'I do not want to wait until she's dying before I intervene'

Tue, Nov 27, 2012, 00:00

   

Existing rules do not help in assessing when a risk to health becomes a risk to life, says the Master of the National Maternity Hospital at Holles Street, writes SHEILA WAYMAN

The Master of the National Maternity Hospital is a woman under pressure. When I arrive at the agreed time for an interview, I am told at the front desk of the antiquated building on Holles Street that there are others waiting ahead of me. The “others” sitting in the small entrance hall waiting for Dr Rhona Mahony include a significant one – the Minister for State at the Department of Health, Alex White.

When Dr Mahony arrives about 10 minutes later to greet White, an apologetic secretary says that she is not sure how long I’ll have to wait as the master also has to go down to theatre.
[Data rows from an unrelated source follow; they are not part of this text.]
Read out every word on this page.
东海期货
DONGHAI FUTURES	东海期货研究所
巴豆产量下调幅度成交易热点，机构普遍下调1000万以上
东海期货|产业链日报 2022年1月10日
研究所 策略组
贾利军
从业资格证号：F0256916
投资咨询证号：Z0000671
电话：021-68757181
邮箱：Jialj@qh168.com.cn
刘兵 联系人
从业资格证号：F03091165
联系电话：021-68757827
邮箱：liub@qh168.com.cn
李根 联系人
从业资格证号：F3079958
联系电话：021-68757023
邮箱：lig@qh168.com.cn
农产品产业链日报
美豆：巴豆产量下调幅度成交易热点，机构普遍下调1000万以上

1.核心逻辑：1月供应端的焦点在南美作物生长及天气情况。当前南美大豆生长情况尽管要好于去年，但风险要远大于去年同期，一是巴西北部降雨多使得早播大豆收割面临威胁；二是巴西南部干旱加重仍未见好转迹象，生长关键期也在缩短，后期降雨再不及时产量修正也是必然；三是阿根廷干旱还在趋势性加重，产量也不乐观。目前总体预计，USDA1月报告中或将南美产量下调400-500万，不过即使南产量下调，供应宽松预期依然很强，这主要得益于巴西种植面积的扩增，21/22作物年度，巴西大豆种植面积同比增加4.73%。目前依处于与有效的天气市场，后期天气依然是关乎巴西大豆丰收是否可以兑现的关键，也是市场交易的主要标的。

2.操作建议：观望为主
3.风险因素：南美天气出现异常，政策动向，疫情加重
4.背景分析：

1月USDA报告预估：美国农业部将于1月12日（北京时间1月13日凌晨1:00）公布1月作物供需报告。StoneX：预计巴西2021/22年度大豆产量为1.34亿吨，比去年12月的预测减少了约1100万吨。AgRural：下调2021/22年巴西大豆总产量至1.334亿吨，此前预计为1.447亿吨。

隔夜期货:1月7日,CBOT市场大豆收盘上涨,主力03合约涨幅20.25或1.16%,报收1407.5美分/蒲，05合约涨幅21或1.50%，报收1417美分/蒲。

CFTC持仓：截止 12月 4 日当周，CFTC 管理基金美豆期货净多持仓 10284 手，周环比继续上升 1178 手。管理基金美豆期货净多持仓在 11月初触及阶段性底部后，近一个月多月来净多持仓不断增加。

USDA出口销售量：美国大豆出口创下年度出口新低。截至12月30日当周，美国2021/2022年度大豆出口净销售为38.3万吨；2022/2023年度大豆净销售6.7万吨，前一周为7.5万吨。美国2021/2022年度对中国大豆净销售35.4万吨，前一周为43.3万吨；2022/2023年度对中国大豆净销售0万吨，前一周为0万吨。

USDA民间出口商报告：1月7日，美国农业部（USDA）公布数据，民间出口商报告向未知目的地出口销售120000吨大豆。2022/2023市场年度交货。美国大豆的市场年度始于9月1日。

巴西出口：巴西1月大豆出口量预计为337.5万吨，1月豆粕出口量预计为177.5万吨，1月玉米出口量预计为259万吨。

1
Being the head obstetrician at a hospital with 700 staff and where about 27 babies are born each day is an onerous responsibility. She wears the stress lightly, although with the country convulsed over the death of Savita Halappanavar and the issues arising from that, everybody working at the coalface of the maternity services must be particularly deeply affected.

Mahony is concerned that neither Medical Council guidelines nor legislation address situations where the degree of risk to a woman’s life, if a pregnancy continues, may be difficult to assess.

“If we think is a woman is going to die, we can terminate the pregnancy – and we do – and there are no issues surrounding that,” she explains.

“But there are areas where we are not sure how to quantify the risk to life, and indeed the risk to health, and there is an overlap between the two – when does the risk to health become a risk to life?

“It can be difficult in practice to make a clinical distinction between threat to life and threat to health, therefore there is a degree of legal uncertainty.”

Doctors need to be able to exercise professional judgment without fear of prosecution, she stresses, “and at the heart of all of this is our wish to look after women the best way we can”.

For instance, more women with serious underlying diseases, such as congenital heart disease, or significant chest or liver disease are now, thanks to improved healthcare, living to an age when they may become pregnant. But the extra burden of pregnancy can significantly impair health and pose a significant risk of mortality.

“When she comes in at 12 weeks gestation she may be very well but I am looking at the effect of this pregnancy as it progresses,” says Mahony, who does not believe it is clear exactly when, in such a case, she is permitted to intervene.